What can we do about it?
Over the past few decades, the promise of a fully digital, paperless office bled into our vision for a highly efficient healthcare system. While most industries have found secure and effective methods to transmit, store, and manage highly sensitive data, healthcare seems to have stalled. Meanwhile, the cost of the administrative burden of healthcare has grown at a faster pace than most other healthcare-related costs. US healthcare is one of the most expensive, inefficient systems among industrialized nations. Interoperability represents one of the many puzzle pieces to improve that situation.
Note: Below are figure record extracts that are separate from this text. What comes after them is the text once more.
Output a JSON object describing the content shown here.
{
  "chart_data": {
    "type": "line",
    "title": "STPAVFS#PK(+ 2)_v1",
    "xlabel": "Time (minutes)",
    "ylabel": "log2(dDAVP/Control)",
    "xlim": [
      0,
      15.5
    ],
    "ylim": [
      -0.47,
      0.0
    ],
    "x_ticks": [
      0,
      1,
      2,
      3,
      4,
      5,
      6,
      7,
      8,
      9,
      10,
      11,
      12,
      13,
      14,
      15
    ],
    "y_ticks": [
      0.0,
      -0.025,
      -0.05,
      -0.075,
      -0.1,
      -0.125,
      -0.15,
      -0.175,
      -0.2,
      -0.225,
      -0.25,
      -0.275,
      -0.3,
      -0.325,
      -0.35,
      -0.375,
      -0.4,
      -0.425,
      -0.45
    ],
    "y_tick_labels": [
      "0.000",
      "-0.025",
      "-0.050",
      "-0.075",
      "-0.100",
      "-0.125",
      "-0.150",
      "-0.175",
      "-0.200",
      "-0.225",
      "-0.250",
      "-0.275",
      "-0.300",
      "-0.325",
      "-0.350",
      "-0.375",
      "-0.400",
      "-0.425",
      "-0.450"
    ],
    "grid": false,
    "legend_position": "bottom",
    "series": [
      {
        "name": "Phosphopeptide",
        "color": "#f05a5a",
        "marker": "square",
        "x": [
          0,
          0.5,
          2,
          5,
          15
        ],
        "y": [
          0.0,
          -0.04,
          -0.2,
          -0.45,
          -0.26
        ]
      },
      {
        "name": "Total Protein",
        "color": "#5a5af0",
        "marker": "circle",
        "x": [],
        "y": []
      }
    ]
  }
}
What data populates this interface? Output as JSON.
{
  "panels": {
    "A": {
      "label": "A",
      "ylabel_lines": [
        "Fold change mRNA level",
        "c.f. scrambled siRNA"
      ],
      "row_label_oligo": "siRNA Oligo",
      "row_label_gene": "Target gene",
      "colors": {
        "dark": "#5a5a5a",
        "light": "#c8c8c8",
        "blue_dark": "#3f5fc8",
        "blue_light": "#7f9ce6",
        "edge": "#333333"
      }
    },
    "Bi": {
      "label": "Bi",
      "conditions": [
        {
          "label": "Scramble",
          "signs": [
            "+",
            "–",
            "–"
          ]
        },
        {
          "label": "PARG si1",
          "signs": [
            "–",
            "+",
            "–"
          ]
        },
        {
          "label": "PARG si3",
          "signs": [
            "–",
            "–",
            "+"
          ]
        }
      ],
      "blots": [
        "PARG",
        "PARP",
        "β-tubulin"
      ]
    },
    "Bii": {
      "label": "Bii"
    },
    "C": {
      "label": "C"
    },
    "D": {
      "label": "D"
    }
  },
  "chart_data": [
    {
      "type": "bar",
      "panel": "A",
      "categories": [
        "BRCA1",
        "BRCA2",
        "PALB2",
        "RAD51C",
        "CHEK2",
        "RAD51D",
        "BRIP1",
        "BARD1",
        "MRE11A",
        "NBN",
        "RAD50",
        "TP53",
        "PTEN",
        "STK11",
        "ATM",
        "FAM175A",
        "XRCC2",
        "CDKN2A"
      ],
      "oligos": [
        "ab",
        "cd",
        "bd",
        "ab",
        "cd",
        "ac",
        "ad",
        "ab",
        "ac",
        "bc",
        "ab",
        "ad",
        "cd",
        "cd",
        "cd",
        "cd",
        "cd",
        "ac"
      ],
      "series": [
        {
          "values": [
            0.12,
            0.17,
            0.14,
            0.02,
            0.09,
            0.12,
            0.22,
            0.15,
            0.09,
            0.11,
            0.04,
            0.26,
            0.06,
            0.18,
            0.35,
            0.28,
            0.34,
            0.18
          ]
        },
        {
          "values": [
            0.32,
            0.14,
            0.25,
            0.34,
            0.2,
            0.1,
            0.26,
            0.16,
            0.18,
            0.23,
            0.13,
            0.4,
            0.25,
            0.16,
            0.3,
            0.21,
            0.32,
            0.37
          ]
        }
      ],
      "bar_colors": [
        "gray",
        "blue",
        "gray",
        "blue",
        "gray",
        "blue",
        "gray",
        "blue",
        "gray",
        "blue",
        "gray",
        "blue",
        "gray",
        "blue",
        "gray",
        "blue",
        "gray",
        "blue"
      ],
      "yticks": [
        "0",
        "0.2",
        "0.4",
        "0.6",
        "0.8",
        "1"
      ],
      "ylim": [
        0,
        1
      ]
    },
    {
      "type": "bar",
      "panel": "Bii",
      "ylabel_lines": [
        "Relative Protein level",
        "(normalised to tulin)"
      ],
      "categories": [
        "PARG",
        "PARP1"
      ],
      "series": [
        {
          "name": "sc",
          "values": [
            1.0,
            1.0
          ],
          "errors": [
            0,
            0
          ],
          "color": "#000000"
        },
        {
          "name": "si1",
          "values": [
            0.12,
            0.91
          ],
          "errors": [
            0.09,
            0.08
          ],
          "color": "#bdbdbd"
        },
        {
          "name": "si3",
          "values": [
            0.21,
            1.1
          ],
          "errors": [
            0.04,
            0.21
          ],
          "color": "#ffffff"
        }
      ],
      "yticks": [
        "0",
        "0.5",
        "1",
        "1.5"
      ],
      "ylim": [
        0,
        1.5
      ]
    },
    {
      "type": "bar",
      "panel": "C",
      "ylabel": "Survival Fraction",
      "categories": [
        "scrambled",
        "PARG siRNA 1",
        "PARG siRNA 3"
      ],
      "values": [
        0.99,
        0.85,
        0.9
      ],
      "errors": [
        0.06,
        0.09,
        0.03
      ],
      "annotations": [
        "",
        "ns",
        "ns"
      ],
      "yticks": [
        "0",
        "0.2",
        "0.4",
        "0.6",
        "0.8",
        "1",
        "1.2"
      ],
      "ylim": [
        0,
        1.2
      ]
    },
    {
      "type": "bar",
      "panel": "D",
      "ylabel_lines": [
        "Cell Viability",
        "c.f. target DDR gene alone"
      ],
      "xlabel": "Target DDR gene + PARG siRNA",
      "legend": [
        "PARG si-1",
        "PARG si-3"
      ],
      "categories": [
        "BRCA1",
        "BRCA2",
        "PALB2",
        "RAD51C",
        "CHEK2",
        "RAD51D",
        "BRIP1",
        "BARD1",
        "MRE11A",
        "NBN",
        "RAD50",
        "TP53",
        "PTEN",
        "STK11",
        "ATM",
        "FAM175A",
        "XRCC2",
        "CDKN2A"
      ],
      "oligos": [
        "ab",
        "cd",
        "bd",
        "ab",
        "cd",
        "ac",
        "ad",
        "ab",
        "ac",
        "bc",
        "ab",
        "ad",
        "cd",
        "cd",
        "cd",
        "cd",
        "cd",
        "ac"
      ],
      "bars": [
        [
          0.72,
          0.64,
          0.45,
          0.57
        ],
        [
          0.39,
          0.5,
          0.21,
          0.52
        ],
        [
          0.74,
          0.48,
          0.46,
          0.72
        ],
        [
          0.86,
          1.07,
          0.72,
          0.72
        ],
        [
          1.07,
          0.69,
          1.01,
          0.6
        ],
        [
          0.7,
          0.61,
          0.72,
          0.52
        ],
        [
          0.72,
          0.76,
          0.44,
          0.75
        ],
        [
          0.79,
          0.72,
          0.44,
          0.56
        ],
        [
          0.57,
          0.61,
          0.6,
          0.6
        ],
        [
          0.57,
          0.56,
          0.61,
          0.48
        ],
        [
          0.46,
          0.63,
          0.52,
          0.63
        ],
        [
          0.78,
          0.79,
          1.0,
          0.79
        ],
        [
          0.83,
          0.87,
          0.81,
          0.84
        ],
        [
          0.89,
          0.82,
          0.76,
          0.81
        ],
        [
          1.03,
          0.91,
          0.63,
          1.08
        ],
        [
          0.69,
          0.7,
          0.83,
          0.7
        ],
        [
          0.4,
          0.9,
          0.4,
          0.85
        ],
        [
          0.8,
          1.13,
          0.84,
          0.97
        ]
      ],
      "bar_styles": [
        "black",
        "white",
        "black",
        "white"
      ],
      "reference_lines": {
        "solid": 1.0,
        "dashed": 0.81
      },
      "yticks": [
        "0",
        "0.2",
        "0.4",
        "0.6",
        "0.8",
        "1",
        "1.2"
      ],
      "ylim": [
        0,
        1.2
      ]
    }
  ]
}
The promise of reducing the flow of unstructured documents in the healthcare system is enticing, but it’s a long road. Most of today’s energy focuses on data interoperability, pushing data cleanly and securely across systems. While that’s great for the massive systems that can afford the investment, most of the medical records landscape consists of smaller systems that will be required to partner with the larger organizations that only hope to replace them.
To prepare, healthcare technology leaders should do a few things:
- Learn more about human workflows in your organization - the pain caused by unstructured documents is spread throughout your organization. Because of this, there may not be a single department or initiative focused on improving the situation.
- Quantify the impact of administrative burdens - if it’s not measured, it is often ignored. Calculate how much better your population health outcomes will be if your doctors, nurses, pharmacists, therapists, and medical assistants didn’t have to wait for faxes and documents to be found, interpreted, and routed to their inboxes.
- Evaluate new technologies to automate repetitive human processes - Help your workers process documents faster: Ask, “how does this system help my employees classify/ extract/attach/inject unstructured data into our systems?
- Prioritize document interoperability efforts and technologies - EHR-to-EHR interoperability is only part of the solution when the majority of your incoming and outgoing medical information is in some form of unstructured document. Don’t forget systems that automate the interpretation and routing of healthcare documents into EHRs and practice management systems.
Don’t make it a goal to completely replace the human element for this process. Healthcare workers should be the last line of defense against error and privacy violations, but they don’t have to be the ONLY line of defense. We estimate that 75% of a healthcare worker’s daily effort shuffling documents can be eliminated - relying on them for what they’ve actually been trained to do - facilitate medical decisions.